Wednesday, November 29, 2006

Aimee

So, I got a call about twenty to five this afternoon and after I hung up, I was desperately wanting (no, more like needing) to talk to somebody. I tried calling Angie, but we're in different time zones and I don't know, perhaps she was at work or something, but she didn't answer. I called Drew, but that was silly because I couldn't have talked to him about what was on my mind if I'd wanted to and he just succeeded in upsetting me further because he's gone and broken his wrist and refuses to see a doctor because they'd just end up putting him in a cast and telling him he can't ride his bike for an indeterminate amount of time, and apparently that is unacceptable. Sigh. By the time I hung up with Drew I was home and I tried talking to my dad, and that ended up being a mistake of distressing proportions. I love the man but he can be so outrageously insensitive sometimes and let me tell you, tonight took the cake. Needless to say, by the time I went upstairs I had a banging headache and I certainly didn't feel any better. I thought about calling my mom or Christie, but to what end, they're both going through their own shit right now and what I was needing was to talk not listen.

Anyway, the point of all this nonsensical rambling is, sometimes it kind of sucks not having someone to talk to when you're needing it.

5 Comments:

At Wed Nov 29, 10:02:00 PM, Blogger Drew said...

... but isn't that one of the points of having a blog?

Of having someplace to 'rage against the machine'?

to speak that which must be spoken?

To dream the impossible dream??

Sorry had to throw in the third ;-)

On an unrelated note... how do you have it so that the comments are dated? really like that... wish I could do that on my blog- so I know when you and evan actually reply to something.
( actually I wish that blogger like lj just sent me a note. that way I didn't have to look in on my blog save for when I *knew* there were comments there).

 
At Wed Nov 29, 10:45:00 PM, Blogger nina said...

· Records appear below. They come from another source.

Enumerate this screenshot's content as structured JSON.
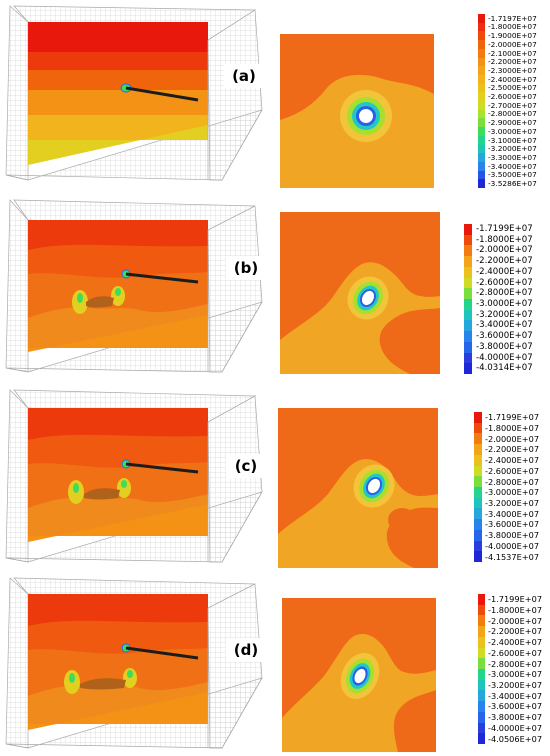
{
  "panels": [
    {
      "label": "(a)",
      "legend": [
        "-1.7197E+07",
        "-1.8000E+07",
        "-1.9000E+07",
        "-2.0000E+07",
        "-2.1000E+07",
        "-2.2000E+07",
        "-2.3000E+07",
        "-2.4000E+07",
        "-2.5000E+07",
        "-2.6000E+07",
        "-2.7000E+07",
        "-2.8000E+07",
        "-2.9000E+07",
        "-3.0000E+07",
        "-3.1000E+07",
        "-3.2000E+07",
        "-3.3000E+07",
        "-3.4000E+07",
        "-3.5000E+07",
        "-3.5286E+07"
      ]
    },
    {
      "label": "(b)",
      "legend": [
        "-1.7199E+07",
        "-1.8000E+07",
        "-2.0000E+07",
        "-2.2000E+07",
        "-2.4000E+07",
        "-2.6000E+07",
        "-2.8000E+07",
        "-3.0000E+07",
        "-3.2000E+07",
        "-3.4000E+07",
        "-3.6000E+07",
        "-3.8000E+07",
        "-4.0000E+07",
        "-4.0314E+07"
      ]
    },
    {
      "label": "(c)",
      "legend": [
        "-1.7199E+07",
        "-1.8000E+07",
        "-2.0000E+07",
        "-2.2000E+07",
        "-2.4000E+07",
        "-2.6000E+07",
        "-2.8000E+07",
        "-3.0000E+07",
        "-3.2000E+07",
        "-3.4000E+07",
        "-3.6000E+07",
        "-3.8000E+07",
        "-4.0000E+07",
        "-4.1537E+07"
      ]
    },
    {
      "label": "(d)",
      "legend": [
        "-1.7199E+07",
        "-1.8000E+07",
        "-2.0000E+07",
        "-2.2000E+07",
        "-2.4000E+07",
        "-2.6000E+07",
        "-2.8000E+07",
        "-3.0000E+07",
        "-3.2000E+07",
        "-3.4000E+07",
        "-3.6000E+07",
        "-3.8000E+07",
        "-4.0000E+07",
        "-4.0506E+07"
      ]
    }
  ],
  "colors": {
    "scale20": [
      "#e8190c",
      "#ec2f0c",
      "#ee4a0c",
      "#f0650c",
      "#f27c10",
      "#f39214",
      "#f4a418",
      "#f2b41c",
      "#ecc11e",
      "#e2cf20",
      "#cfdb24",
      "#a8e22e",
      "#7adf3c",
      "#3fdc5c",
      "#23d48c",
      "#1fc4bc",
      "#24a8dc",
      "#2884ec",
      "#2656e8",
      "#1e28d8"
    ],
    "scale14": [
      "#e8190c",
      "#ee4a0c",
      "#f27c10",
      "#f4a418",
      "#ecc11e",
      "#cfdb24",
      "#7adf3c",
      "#23d48c",
      "#1fc4bc",
      "#24a8dc",
      "#2884ec",
      "#2666ea",
      "#2a3ee0",
      "#1e28d8"
    ],
    "background": "#ef6a18",
    "zone_mid": "#f0a624",
    "zone_low": "#f2c43a",
    "ring_green": "#a6df2e",
    "ring_cyan": "#22c8c8",
    "ring_blue": "#2a60e8",
    "cavity": "#ffffff",
    "mesh_line": "#bdbdbd",
    "anchor": "#1c1c1c"
  }
}
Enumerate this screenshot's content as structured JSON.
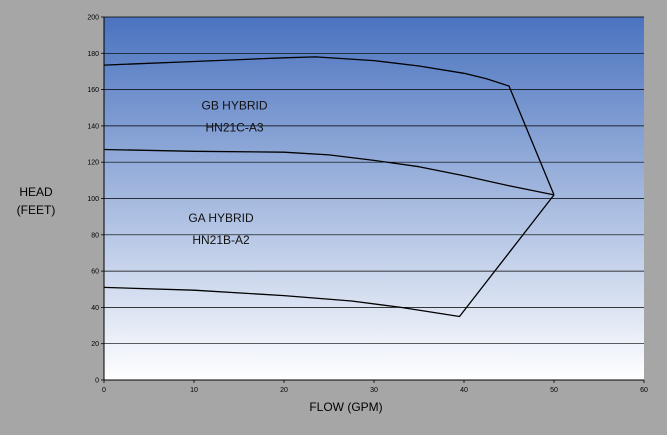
{
  "chart_data": {
    "type": "line",
    "xlabel": "FLOW (GPM)",
    "ylabel": [
      "HEAD",
      "(FEET)"
    ],
    "xlim": [
      0,
      60
    ],
    "ylim": [
      0,
      200
    ],
    "x_ticks": [
      0,
      10,
      20,
      30,
      40,
      50,
      60
    ],
    "y_ticks": [
      0,
      20,
      40,
      60,
      80,
      100,
      120,
      140,
      160,
      180,
      200
    ],
    "grid": "horizontal",
    "background": {
      "top_color": "#4a73bf",
      "bottom_color": "#ffffff"
    },
    "series": [
      {
        "key": "gb",
        "points": [
          [
            0,
            173.5
          ],
          [
            10,
            175.5
          ],
          [
            20,
            177.5
          ],
          [
            23.5,
            178
          ],
          [
            30,
            176
          ],
          [
            35,
            173
          ],
          [
            40,
            169
          ],
          [
            42.5,
            166
          ],
          [
            45,
            162
          ],
          [
            50,
            102
          ]
        ]
      },
      {
        "key": "ga-upper",
        "points": [
          [
            0,
            127
          ],
          [
            10,
            126
          ],
          [
            20,
            125.5
          ],
          [
            25,
            124
          ],
          [
            30,
            121
          ],
          [
            35,
            117.5
          ],
          [
            40,
            112.5
          ],
          [
            45,
            107
          ],
          [
            50,
            102
          ]
        ]
      },
      {
        "key": "ga-lower",
        "points": [
          [
            0,
            51
          ],
          [
            10,
            49.5
          ],
          [
            20,
            46.5
          ],
          [
            27.5,
            43.5
          ],
          [
            33,
            40
          ],
          [
            39.5,
            35
          ],
          [
            50,
            102
          ]
        ]
      }
    ],
    "annotations": [
      {
        "key": "gb-line1",
        "text": "GB HYBRID",
        "x": 14.5,
        "y": 149
      },
      {
        "key": "gb-line2",
        "text": "HN21C-A3",
        "x": 14.5,
        "y": 137
      },
      {
        "key": "ga-line1",
        "text": "GA HYBRID",
        "x": 13,
        "y": 87
      },
      {
        "key": "ga-line2",
        "text": "HN21B-A2",
        "x": 13,
        "y": 75
      }
    ]
  }
}
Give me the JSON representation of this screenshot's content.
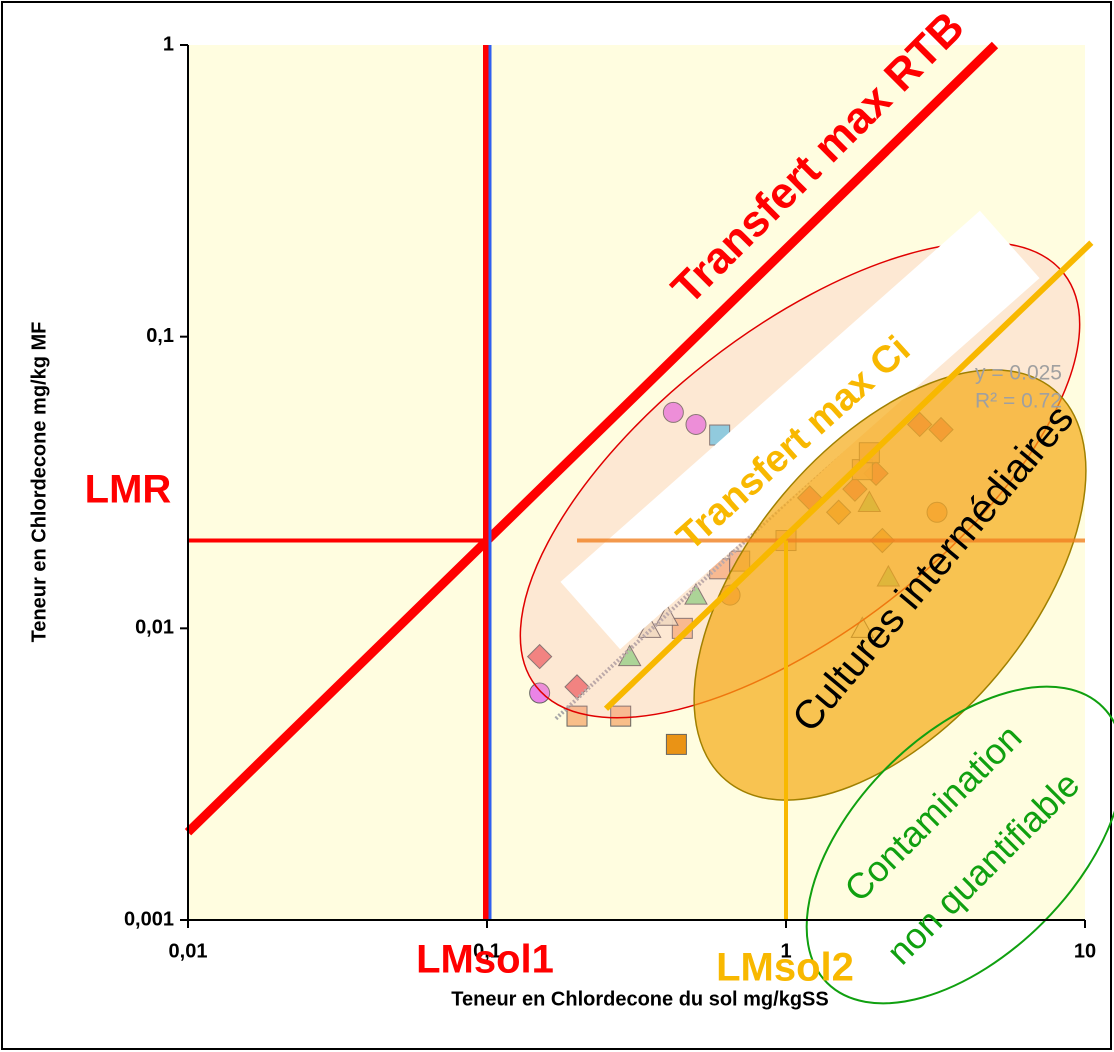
{
  "chart_data": {
    "type": "scatter",
    "x_label": "Teneur en Chlordecone  du sol  mg/kgSS",
    "y_label": "Teneur en Chlordecone   mg/kg MF",
    "log_x": true,
    "log_y": true,
    "xlim": [
      0.01,
      10
    ],
    "ylim": [
      0.001,
      1
    ],
    "xticks": [
      {
        "value": 0.01,
        "label": "0,01"
      },
      {
        "value": 0.1,
        "label": "0,1"
      },
      1,
      10
    ],
    "yticks": [
      {
        "value": 0.001,
        "label": "0,001"
      },
      {
        "value": 0.01,
        "label": "0,01"
      },
      {
        "value": 0.1,
        "label": "0,1"
      },
      1
    ],
    "equation": "y = 0.025",
    "r_squared": "R² = 0.72",
    "zones": [
      "Cultures intermédiaires",
      "Contamination",
      "non quantifiable"
    ],
    "series": [
      {
        "marker": "circle",
        "color": "#e878e8",
        "x": [
          0.42,
          0.5,
          0.15
        ],
        "values": [
          0.055,
          0.05,
          0.006
        ]
      },
      {
        "marker": "diamond",
        "color": "#f06868",
        "x": [
          0.15,
          0.2,
          2.8,
          3.3,
          1.7,
          2.0,
          1.2
        ],
        "values": [
          0.008,
          0.0063,
          0.05,
          0.048,
          0.03,
          0.034,
          0.028
        ]
      },
      {
        "marker": "square",
        "color": "#f8b880",
        "x": [
          0.2,
          0.28,
          0.45,
          0.6,
          0.7,
          1.8,
          1.9,
          1.0
        ],
        "values": [
          0.005,
          0.005,
          0.01,
          0.016,
          0.017,
          0.035,
          0.04,
          0.02
        ]
      },
      {
        "marker": "square",
        "color": "#e88800",
        "x": [
          0.43
        ],
        "values": [
          0.004
        ]
      },
      {
        "marker": "triangle",
        "color": "#88e088",
        "x": [
          0.3,
          0.5,
          1.9,
          2.2
        ],
        "values": [
          0.008,
          0.013,
          0.027,
          0.015
        ]
      },
      {
        "marker": "triangle",
        "color": "#f0e8c8",
        "x": [
          0.35,
          0.4,
          1.8
        ],
        "values": [
          0.01,
          0.011,
          0.01
        ]
      },
      {
        "marker": "circle",
        "color": "#f8a060",
        "x": [
          0.65,
          3.2
        ],
        "values": [
          0.013,
          0.025
        ]
      },
      {
        "marker": "diamond",
        "color": "#f0a040",
        "x": [
          2.1,
          1.5
        ],
        "values": [
          0.02,
          0.025
        ]
      },
      {
        "marker": "square",
        "color": "#60d0f0",
        "x": [
          0.6
        ],
        "values": [
          0.046
        ]
      }
    ],
    "regression": {
      "color": "#a8a8a8",
      "x": [
        0.17,
        5.3
      ],
      "values": [
        0.0049,
        0.134
      ]
    },
    "lines": [
      {
        "label": "Transfert max RTB",
        "color": "#ff0000",
        "width": 9,
        "x": [
          0.01,
          5
        ],
        "values": [
          0.002,
          1
        ]
      },
      {
        "label": "Transfert max Ci",
        "color": "#f8b800",
        "width": 6,
        "x": [
          0.25,
          10.5
        ],
        "values": [
          0.0053,
          0.21
        ]
      },
      {
        "label": "LMR",
        "color": "#ff0000",
        "width": 4,
        "x": [
          0.01,
          0.1
        ],
        "values": [
          0.02,
          0.02
        ]
      },
      {
        "label": "LMsol1",
        "color": "#ff0000",
        "width": 8,
        "x": [
          0.1,
          0.1
        ],
        "values": [
          0.001,
          1
        ]
      },
      {
        "label": "LMsol2",
        "color": "#f8b800",
        "width": 4,
        "x": [
          1,
          1
        ],
        "values": [
          0.001,
          0.02
        ]
      }
    ],
    "guide": {
      "color": "#f08020",
      "x": [
        0.2,
        10
      ],
      "values": [
        0.02,
        0.02
      ]
    }
  }
}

You know you can call me angel, day or night, anytime.
Love you...
nina

 
At Thu Nov 30, 02:02:00 AM, Blogger Unknown said...

Ditto babe, regardless of my own stuff, I'm here (or try to be) when you need me

(and for the melodramatic doomsayers out there...I wasn't the call she got)

 
At Thu Nov 30, 08:07:00 AM, Blogger Angie said...

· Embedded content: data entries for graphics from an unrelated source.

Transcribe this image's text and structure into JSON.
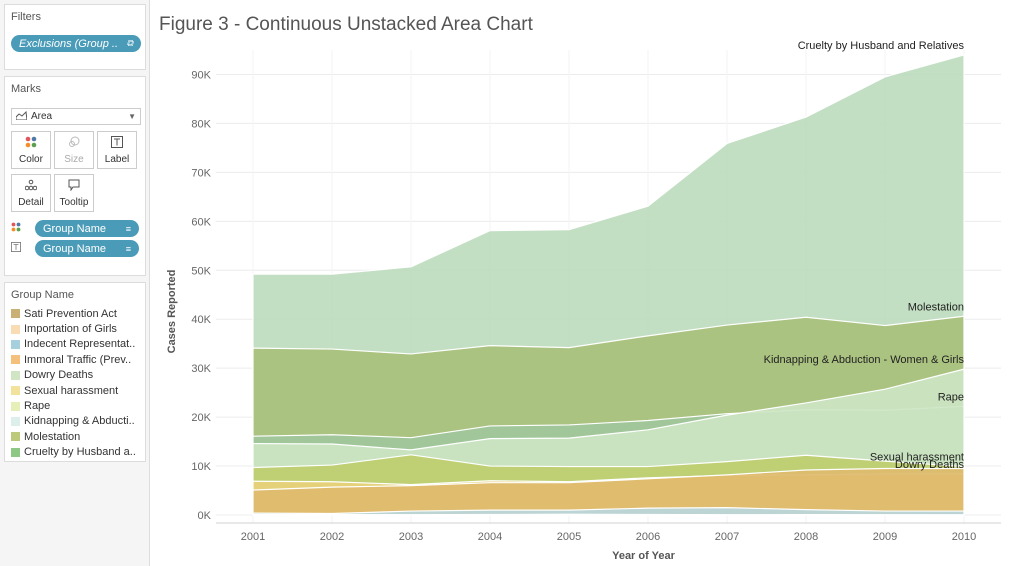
{
  "filters": {
    "title": "Filters",
    "pill_label": "Exclusions (Group ..",
    "pill_icon": "link-icon"
  },
  "marks": {
    "title": "Marks",
    "type_label": "Area",
    "buttons": {
      "color": "Color",
      "size": "Size",
      "label": "Label",
      "detail": "Detail",
      "tooltip": "Tooltip"
    },
    "shelf": [
      {
        "icon": "color-dots-icon",
        "label": "Group Name"
      },
      {
        "icon": "text-label-icon",
        "label": "Group Name"
      }
    ]
  },
  "legend": {
    "title": "Group Name",
    "items": [
      {
        "label": "Sati Prevention Act",
        "color": "#c9b075"
      },
      {
        "label": "Importation of Girls",
        "color": "#f9dcb3"
      },
      {
        "label": "Indecent Representat..",
        "color": "#a6d0de"
      },
      {
        "label": "Immoral Traffic (Prev..",
        "color": "#f5c07e"
      },
      {
        "label": "Dowry Deaths",
        "color": "#cfe5c3"
      },
      {
        "label": "Sexual harassment",
        "color": "#f3e29b"
      },
      {
        "label": "Rape",
        "color": "#e6efb8"
      },
      {
        "label": "Kidnapping & Abducti..",
        "color": "#dcefeb"
      },
      {
        "label": "Molestation",
        "color": "#bcc97b"
      },
      {
        "label": "Cruelty by Husband a..",
        "color": "#8fc787"
      }
    ]
  },
  "chart_data": {
    "type": "area",
    "title": "Figure 3 - Continuous Unstacked Area Chart",
    "xlabel": "Year of Year",
    "ylabel": "Cases Reported",
    "x": [
      2001,
      2002,
      2003,
      2004,
      2005,
      2006,
      2007,
      2008,
      2009,
      2010
    ],
    "ylim": [
      0,
      95000
    ],
    "yticks": [
      0,
      10000,
      20000,
      30000,
      40000,
      50000,
      60000,
      70000,
      80000,
      90000
    ],
    "ytick_labels": [
      "0K",
      "10K",
      "20K",
      "30K",
      "40K",
      "50K",
      "60K",
      "70K",
      "80K",
      "90K"
    ],
    "xtick_labels": [
      "2001",
      "2002",
      "2003",
      "2004",
      "2005",
      "2006",
      "2007",
      "2008",
      "2009",
      "2010"
    ],
    "grid": "horizontal",
    "series": [
      {
        "name": "Cruelty by Husband and Relatives",
        "end_label": "Cruelty by Husband and Relatives",
        "color": "#bcdcbd",
        "values": [
          49200,
          49200,
          50700,
          58100,
          58300,
          63100,
          75900,
          81300,
          89500,
          94000
        ]
      },
      {
        "name": "Molestation",
        "end_label": "Molestation",
        "color": "#a9c07a",
        "values": [
          34100,
          33900,
          32900,
          34600,
          34200,
          36600,
          38800,
          40400,
          38700,
          40600
        ]
      },
      {
        "name": "Rape",
        "end_label": "Rape",
        "color": "#9fc79c",
        "values": [
          16100,
          16400,
          15800,
          18200,
          18400,
          19300,
          20700,
          21500,
          21400,
          22200
        ]
      },
      {
        "name": "Kidnapping & Abduction - Women & Girls",
        "end_label": "Kidnapping & Abduction - Women & Girls",
        "color": "#cde5c4",
        "values": [
          14600,
          14500,
          13300,
          15600,
          15700,
          17400,
          20400,
          22900,
          25700,
          29800
        ]
      },
      {
        "name": "Sexual harassment",
        "end_label": "Sexual harassment",
        "color": "#bccd6a",
        "values": [
          9700,
          10200,
          12300,
          10000,
          9900,
          9900,
          10900,
          12200,
          11000,
          9900
        ]
      },
      {
        "name": "Dowry Deaths",
        "end_label": "Dowry Deaths",
        "color": "#e8d07a",
        "values": [
          6900,
          6800,
          6200,
          7000,
          6800,
          7600,
          8100,
          8200,
          8400,
          8400
        ]
      },
      {
        "name": "Immoral Traffic (Prev..",
        "end_label": "",
        "color": "#dfb96d",
        "values": [
          5100,
          5700,
          6000,
          6600,
          6600,
          7400,
          8200,
          9200,
          9500,
          9500
        ]
      },
      {
        "name": "Indecent Representat..",
        "end_label": "",
        "color": "#b8d6de",
        "values": [
          400,
          300,
          800,
          1000,
          1000,
          1400,
          1500,
          1100,
          800,
          800
        ]
      },
      {
        "name": "Importation of Girls",
        "end_label": "",
        "color": "#f6d7aa",
        "values": [
          100,
          100,
          50,
          100,
          150,
          100,
          60,
          70,
          50,
          40
        ]
      },
      {
        "name": "Sati Prevention Act",
        "end_label": "",
        "color": "#c9b075",
        "values": [
          0,
          0,
          0,
          0,
          0,
          0,
          0,
          0,
          0,
          0
        ]
      }
    ]
  }
}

I'm so sorry Aimee! I didn't see that you called my cell or I would have answered!

What's going on ? You can call me at work today if you need to or tonight when I get home, you can call me there (my cell gets crappy reception in my house - go figure).

 
At Thu Nov 30, 11:17:00 AM, Anonymous Anonymous said...

Hey sweetie,

You know you can write me anytime when you feel sad or when you need to talk to someone. I'm always in front of my computer working on my thesis so don't hesitate to write.